2. Understand how monthly payments work. Monthly lease payments usually are lower than monthly loan payments because you are paying only for the vehicle's depreciation during the lease term, plus rent charges (which are like interest), taxes and fees. Monthly loan payments typically are higher because they encompass the entire purchase price of the vehicle, plus taxes, fees, interest and other finance charges.
3. Shop as if you're buying a car. Negotiate all the lease terms, including the price of the vehicle.
4. Choose the right lease for you. In a closed-end lease, you return the car at the end of the lease and walk away, but you're usually still responsible for various end-of-lease charges. In an open-end lease, you pay the difference between the value stated in your contract and the lessor's appraised value of the vehicle at the end of the lease.
5. Understand market risks. When you enter into a closed-end lease, the lessor has the risk of the future market value of the vehicle. When you buy a car, you bear the risk of the vehicle's market value when you trade or sell it.
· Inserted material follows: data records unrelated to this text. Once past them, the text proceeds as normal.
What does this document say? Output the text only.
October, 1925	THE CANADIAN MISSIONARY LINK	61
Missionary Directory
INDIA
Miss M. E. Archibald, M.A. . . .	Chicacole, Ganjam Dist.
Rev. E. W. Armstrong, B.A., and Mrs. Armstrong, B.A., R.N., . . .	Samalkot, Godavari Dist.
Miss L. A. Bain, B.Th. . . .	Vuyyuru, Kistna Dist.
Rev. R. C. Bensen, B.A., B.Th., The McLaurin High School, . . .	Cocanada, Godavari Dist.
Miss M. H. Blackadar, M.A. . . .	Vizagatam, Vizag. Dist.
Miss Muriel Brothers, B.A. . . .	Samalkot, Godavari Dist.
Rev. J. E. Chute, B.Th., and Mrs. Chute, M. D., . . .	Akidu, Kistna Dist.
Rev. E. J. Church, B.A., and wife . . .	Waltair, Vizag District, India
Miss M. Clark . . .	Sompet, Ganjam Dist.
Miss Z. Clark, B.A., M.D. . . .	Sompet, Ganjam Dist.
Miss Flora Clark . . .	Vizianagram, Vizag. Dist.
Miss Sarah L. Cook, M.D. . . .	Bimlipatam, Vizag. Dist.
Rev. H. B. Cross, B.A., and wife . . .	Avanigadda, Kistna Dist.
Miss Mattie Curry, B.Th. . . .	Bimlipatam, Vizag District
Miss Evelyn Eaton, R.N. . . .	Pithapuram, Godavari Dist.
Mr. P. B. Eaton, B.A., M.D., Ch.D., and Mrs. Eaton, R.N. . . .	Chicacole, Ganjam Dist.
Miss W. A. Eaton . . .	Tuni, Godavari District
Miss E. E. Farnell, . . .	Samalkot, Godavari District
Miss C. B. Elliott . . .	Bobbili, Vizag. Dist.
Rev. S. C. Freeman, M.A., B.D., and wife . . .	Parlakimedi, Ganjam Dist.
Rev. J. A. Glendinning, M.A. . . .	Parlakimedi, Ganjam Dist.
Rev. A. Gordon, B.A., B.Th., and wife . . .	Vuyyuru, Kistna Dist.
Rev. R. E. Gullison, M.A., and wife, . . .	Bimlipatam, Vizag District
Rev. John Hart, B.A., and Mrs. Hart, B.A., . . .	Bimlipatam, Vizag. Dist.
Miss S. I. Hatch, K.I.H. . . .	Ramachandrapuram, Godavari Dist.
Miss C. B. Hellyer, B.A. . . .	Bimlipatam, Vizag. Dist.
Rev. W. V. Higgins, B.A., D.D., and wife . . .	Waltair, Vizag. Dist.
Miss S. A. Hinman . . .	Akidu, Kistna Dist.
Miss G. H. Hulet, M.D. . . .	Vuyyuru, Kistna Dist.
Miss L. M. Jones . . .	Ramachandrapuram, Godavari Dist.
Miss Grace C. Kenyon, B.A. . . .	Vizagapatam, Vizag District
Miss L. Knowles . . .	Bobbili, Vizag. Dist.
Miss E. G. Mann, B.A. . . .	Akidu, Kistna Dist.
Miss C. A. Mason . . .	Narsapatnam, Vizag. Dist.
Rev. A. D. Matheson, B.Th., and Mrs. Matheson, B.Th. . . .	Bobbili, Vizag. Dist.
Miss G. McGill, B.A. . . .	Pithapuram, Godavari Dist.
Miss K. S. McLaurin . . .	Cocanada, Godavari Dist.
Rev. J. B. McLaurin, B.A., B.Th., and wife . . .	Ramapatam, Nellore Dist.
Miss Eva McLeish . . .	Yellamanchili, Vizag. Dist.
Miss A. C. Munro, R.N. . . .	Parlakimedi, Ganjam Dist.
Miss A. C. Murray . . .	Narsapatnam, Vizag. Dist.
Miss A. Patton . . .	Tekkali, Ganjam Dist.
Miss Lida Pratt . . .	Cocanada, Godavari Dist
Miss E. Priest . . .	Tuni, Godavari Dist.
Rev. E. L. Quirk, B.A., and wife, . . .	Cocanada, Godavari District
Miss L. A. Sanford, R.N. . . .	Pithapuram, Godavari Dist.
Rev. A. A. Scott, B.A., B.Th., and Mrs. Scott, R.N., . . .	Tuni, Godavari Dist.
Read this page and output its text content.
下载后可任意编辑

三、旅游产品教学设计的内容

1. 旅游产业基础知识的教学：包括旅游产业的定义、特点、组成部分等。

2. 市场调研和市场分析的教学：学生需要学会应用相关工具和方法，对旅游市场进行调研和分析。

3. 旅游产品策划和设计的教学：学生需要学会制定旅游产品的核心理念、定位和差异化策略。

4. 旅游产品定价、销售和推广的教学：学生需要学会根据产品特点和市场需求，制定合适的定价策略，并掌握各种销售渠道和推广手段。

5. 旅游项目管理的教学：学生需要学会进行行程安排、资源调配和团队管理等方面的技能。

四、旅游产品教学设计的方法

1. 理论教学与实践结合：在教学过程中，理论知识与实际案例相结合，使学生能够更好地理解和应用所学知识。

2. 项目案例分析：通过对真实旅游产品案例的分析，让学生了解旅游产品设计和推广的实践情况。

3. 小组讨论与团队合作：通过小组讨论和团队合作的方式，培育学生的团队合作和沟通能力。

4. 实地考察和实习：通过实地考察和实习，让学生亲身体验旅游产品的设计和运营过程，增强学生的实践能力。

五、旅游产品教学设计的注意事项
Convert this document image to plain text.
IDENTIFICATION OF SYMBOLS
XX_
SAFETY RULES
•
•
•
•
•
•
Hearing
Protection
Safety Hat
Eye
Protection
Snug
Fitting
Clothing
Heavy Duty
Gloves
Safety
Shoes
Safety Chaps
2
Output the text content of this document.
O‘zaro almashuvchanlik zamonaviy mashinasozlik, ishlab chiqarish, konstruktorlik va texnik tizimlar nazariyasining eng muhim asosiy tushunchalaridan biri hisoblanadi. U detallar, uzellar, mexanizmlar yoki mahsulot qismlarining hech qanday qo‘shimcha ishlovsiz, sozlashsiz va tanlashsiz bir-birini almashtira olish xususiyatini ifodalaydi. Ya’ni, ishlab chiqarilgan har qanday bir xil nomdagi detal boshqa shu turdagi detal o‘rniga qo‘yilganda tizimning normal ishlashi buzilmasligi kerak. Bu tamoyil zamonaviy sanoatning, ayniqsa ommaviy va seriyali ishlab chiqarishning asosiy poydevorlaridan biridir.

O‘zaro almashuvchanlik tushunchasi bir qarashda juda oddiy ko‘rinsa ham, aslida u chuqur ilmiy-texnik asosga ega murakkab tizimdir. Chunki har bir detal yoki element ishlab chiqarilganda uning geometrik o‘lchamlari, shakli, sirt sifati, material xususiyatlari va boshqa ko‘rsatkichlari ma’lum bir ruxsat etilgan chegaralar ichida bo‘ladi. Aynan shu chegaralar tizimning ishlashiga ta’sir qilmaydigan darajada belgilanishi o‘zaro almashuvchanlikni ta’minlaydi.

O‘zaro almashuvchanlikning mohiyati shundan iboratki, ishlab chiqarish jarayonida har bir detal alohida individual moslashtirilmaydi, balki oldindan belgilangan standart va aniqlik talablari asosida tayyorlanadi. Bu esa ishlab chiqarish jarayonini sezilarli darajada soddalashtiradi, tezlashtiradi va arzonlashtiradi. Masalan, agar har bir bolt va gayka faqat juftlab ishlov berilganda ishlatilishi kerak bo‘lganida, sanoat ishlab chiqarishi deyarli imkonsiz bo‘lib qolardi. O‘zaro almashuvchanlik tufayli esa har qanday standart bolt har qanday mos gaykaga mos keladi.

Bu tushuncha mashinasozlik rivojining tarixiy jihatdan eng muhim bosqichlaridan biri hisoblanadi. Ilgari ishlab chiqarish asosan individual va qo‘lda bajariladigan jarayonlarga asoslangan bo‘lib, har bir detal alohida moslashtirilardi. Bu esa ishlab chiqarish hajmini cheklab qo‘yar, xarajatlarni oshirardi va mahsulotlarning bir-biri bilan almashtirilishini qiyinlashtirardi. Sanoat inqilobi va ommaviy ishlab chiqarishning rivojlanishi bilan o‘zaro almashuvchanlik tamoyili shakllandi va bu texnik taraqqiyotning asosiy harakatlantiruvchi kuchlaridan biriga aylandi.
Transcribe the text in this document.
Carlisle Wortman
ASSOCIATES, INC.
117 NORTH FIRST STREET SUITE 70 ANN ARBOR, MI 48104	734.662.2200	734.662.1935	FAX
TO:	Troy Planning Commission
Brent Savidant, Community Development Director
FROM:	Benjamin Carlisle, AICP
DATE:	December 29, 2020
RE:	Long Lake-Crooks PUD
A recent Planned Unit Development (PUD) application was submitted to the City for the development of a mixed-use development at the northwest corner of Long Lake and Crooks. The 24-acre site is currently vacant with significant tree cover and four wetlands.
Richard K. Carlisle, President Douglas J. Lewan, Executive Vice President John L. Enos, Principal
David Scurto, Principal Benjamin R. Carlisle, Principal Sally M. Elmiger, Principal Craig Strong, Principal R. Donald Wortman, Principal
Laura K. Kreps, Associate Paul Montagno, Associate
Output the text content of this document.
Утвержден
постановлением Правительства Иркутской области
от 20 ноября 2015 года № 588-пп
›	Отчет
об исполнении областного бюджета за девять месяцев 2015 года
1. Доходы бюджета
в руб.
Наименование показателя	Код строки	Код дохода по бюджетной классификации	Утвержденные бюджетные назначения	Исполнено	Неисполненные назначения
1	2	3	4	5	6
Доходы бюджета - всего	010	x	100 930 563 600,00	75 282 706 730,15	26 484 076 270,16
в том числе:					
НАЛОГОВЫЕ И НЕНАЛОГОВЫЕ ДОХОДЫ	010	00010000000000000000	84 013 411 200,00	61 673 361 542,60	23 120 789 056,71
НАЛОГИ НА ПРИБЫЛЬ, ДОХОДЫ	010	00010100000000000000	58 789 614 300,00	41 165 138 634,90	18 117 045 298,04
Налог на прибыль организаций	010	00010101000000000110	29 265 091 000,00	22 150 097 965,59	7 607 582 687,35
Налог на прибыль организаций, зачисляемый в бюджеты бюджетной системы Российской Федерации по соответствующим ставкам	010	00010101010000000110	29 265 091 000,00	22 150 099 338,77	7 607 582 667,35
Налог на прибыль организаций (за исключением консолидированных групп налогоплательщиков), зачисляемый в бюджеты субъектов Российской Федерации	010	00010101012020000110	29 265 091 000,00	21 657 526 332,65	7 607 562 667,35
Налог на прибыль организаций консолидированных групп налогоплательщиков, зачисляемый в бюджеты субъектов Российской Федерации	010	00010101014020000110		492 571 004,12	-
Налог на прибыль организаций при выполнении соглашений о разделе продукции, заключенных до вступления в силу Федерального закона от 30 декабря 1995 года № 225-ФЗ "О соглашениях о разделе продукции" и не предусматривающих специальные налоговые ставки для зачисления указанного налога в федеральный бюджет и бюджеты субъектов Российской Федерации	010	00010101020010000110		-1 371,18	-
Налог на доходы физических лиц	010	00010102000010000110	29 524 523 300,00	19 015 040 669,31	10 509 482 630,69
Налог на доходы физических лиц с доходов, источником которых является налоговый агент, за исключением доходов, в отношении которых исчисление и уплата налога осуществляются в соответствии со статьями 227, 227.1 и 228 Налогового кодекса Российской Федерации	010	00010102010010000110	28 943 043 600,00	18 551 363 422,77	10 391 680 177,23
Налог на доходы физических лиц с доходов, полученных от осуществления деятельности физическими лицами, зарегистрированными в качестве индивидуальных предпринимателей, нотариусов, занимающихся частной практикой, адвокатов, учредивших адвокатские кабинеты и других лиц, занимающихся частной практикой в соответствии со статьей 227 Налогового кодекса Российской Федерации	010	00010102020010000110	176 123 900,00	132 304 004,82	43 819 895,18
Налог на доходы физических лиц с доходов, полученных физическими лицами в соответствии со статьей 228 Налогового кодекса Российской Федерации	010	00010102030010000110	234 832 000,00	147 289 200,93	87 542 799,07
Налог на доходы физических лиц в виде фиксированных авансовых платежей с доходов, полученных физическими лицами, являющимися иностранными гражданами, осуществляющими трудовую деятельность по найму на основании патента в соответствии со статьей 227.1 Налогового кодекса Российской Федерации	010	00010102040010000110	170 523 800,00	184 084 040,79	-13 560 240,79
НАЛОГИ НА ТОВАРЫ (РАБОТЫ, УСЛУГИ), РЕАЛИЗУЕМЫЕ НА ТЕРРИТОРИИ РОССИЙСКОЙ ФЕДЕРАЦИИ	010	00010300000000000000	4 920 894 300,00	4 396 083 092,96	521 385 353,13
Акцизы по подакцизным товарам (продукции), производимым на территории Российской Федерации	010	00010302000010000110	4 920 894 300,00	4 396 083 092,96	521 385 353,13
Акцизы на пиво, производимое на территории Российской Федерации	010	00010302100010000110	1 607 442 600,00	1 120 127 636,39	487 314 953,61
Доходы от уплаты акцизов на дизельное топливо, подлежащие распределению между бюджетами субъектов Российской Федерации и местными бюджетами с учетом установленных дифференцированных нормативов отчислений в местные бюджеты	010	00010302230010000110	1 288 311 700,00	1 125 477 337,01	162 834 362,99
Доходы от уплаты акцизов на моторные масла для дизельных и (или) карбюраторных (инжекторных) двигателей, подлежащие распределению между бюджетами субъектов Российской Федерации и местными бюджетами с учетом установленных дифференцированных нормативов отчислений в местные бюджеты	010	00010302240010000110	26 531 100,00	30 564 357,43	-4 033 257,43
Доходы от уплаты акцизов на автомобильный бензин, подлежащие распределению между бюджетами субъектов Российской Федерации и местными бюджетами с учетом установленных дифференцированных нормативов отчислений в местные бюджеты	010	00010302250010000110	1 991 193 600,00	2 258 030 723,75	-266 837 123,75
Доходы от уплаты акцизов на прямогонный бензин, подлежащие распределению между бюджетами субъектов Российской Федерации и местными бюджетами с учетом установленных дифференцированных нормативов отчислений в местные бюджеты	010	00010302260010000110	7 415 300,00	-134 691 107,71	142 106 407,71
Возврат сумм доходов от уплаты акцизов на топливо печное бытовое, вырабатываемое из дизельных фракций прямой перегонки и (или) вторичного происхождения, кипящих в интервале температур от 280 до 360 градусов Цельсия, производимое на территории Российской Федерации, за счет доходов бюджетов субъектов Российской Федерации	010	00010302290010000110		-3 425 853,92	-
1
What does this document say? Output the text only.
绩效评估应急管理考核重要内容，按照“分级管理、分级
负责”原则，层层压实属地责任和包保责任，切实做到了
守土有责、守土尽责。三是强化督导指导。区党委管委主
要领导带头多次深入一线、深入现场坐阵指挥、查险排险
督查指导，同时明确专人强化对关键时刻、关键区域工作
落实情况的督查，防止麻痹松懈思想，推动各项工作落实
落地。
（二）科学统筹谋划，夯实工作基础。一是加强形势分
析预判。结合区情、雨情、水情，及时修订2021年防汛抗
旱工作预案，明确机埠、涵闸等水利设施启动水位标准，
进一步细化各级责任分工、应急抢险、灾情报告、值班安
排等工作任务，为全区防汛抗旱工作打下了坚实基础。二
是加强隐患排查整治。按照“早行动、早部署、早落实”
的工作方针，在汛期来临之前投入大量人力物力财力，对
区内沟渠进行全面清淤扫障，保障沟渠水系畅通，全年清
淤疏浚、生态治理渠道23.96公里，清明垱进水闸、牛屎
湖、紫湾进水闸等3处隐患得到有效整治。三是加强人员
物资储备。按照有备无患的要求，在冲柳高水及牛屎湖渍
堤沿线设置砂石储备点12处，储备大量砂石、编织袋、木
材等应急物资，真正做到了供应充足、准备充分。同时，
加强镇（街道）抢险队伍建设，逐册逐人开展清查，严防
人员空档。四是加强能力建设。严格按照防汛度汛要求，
6. Ask about lease inception fees, which are the payments you must make when the lease begins. They can include a down payment, security deposit, acquisition fee, first month's payment, taxes and title fees.
7. Inquire about extra charges. Find out whether extra charges will be assessed for excessive mileage, wear and tear, disposition and early termination of the lease. Most leases allow you to drive 12,000 to 15,000 miles a year and charge you 10 cents to 25 cents for each additional mile.
8. Secure warranty coverage. Make sure the manufacturer's warranty covers the entire lease term and the number of miles you're likely to drive.
9. Fill in the gaps. Consider obtaining "gap insurance" to cover the difference -- sometimes thousands of dollars -- between what you owe on the lease and what the car is worth if it's stolen or totaled in an accident.
10. Review the contract. Before you sign anything, take a copy of the contract home and carefully review it without any dealer pressure. Be alert for any charges that were not disclosed at the dealership, such as conveyance, disposition and preparation fees.